If you haven’t taken the time, you might consider listening to it in its entirety. One nice thing is that work was originally written in English, and the libretto is masterful. Handel’s Messiah is a marvelous meditation on the prophetic words about the Christ, and their fulfillment in paschal mystery, culminating in the resurrection of our Lord. The first part focuses, of course, on the coming of Jesus as a baby, the one who was laid a manger in Bethlehem one December long, long ago.
This year, despite the challenges, we are invited once again to welcome little baby Jesus, the Son of God who was willing to humble himself so much to come among us with the goal always only of revealing the love of God. Jesus, born of Mary came in the fulness of time, came to manifest love, to confirm our faith, and to give us hope, even in the midst of the messiness of coronatide.
Covid, of course, has not been our only concern, either individually or collectively. Politically and culturally, we are living in what is obviously a verydivided nation. Add to that what Ralph Martin calls A Church in Crisis in his new book of that name, and things can begin to look quite bleak. The challenges we are facing individually and collectively make us pause, and (hopefully, at least) invite us to pray.
Given these challenges, especially this year, as we celebrate Christmas, let us be sure to remind ourselves (and each other), that the Lord is near. He is Emmanuel, God with us, the Prince of Peace, the King of Kings, and Lord of Lords. Jesus.
This year, again, our “Little Lord Jesus” invites us to come without fear to the manger where he lies as real, vulnerable, and needy as any newborn. He came among us, as one like us, not to intimidate us or to condemn us, but to win our hearts to love, by love.
Jesus, the Word-Made-Flesh, invites us to come to him, to see him, to hold him, and to wonder at his presence. Jesus, the Eternal Son, came into the world—and is here now—for you, for me, and for all the world. He came in love. For love. Out of love. And that’s what he wants for us: love.
We are given the gift to participate in the Trinitarian life of love through our baptism. Empowered by the Spirit, we are called by Love to be Love in the world—right now, in this year of Covid—by shining as lights for the world to see and to wonder at our life together.
It’s all about love. Receiving love, and giving love away. Loving well is a full, good life, come what may. Love is what we were made for. Love is what he came for. May 2021 be a year marked by love of God and neighbor for us all. May we each know the love of God and share that love with others.

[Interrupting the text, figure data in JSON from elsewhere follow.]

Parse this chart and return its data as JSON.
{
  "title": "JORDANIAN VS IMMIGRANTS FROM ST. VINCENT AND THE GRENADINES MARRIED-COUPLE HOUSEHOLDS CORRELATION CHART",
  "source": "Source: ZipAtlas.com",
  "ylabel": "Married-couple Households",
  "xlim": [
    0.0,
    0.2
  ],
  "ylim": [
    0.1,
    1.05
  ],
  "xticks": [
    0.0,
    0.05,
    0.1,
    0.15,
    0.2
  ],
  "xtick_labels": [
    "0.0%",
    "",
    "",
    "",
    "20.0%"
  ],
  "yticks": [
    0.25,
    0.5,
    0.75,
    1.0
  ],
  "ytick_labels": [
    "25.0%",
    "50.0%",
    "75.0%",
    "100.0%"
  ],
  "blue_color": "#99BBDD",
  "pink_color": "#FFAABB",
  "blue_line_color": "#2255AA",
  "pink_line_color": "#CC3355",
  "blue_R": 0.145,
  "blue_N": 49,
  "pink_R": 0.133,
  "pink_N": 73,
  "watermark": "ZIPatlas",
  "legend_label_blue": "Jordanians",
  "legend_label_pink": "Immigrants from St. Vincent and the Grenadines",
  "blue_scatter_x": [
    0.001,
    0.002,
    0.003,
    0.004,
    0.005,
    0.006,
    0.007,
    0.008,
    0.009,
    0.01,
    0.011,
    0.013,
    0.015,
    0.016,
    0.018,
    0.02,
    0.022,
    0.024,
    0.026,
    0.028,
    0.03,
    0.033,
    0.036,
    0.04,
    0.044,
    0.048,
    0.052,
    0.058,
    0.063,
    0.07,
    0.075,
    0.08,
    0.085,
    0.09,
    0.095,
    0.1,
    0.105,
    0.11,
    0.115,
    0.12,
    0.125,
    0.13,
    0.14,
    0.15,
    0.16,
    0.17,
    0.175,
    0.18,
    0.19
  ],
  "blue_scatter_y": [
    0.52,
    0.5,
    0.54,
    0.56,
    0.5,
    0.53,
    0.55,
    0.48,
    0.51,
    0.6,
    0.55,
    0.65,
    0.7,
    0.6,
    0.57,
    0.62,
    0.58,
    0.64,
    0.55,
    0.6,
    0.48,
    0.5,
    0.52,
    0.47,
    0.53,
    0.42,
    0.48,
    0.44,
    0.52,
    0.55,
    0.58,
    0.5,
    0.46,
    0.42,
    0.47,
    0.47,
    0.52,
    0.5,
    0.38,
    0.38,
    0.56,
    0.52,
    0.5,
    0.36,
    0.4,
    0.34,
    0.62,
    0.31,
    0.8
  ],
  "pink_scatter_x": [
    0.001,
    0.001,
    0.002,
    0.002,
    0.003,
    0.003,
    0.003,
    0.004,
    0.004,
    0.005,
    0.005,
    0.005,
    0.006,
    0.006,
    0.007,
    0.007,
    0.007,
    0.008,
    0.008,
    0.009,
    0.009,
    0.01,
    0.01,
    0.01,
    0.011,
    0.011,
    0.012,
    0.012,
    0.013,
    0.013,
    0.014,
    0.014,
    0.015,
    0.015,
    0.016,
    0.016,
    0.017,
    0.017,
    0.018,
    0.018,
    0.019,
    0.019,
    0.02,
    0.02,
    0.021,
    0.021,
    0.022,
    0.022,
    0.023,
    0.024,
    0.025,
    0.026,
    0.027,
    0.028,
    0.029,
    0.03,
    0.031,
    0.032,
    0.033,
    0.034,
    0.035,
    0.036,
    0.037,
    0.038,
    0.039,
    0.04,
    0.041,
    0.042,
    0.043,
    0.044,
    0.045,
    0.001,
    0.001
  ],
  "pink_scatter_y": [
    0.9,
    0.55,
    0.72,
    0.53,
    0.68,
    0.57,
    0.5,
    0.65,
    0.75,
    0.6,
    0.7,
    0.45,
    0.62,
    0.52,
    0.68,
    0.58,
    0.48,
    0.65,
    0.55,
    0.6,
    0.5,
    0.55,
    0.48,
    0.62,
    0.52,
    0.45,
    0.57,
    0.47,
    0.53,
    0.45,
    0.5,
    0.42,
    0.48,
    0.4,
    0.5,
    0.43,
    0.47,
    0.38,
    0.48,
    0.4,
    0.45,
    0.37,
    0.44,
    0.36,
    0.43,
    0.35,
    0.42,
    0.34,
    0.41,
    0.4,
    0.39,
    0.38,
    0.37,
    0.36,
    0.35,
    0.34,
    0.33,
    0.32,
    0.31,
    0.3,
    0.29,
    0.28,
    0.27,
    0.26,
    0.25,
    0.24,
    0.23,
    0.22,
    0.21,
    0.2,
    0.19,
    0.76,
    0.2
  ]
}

The way that we can love well this year is to draw strength from time spent with the One who is love. Let us daily be nourished by the Word of God and regularly receive the sustenance of love, the Blessed Sacrament. The more we come to him, spending regular time with him in prayerful meditation, contemplation, and adoration, the more we will be able to emulate his life, and serve as witnesses to others of what it means to be Christian in the twenty-first century.
As we pause this Christmas like little children, amidst all the “grown up concerns” of this challenging time, let us do the simple things well. Let us draw near to Jesus, the very approachable, even irresistible, baby in the manger, and open our hearts to his love. He longs to love us, and will fill us with his love if we come to him. And that will make all the difference. If we do that, those with eyes to see will know that God is, in fact, with us, because they will recognize him in us. Merry Christmas!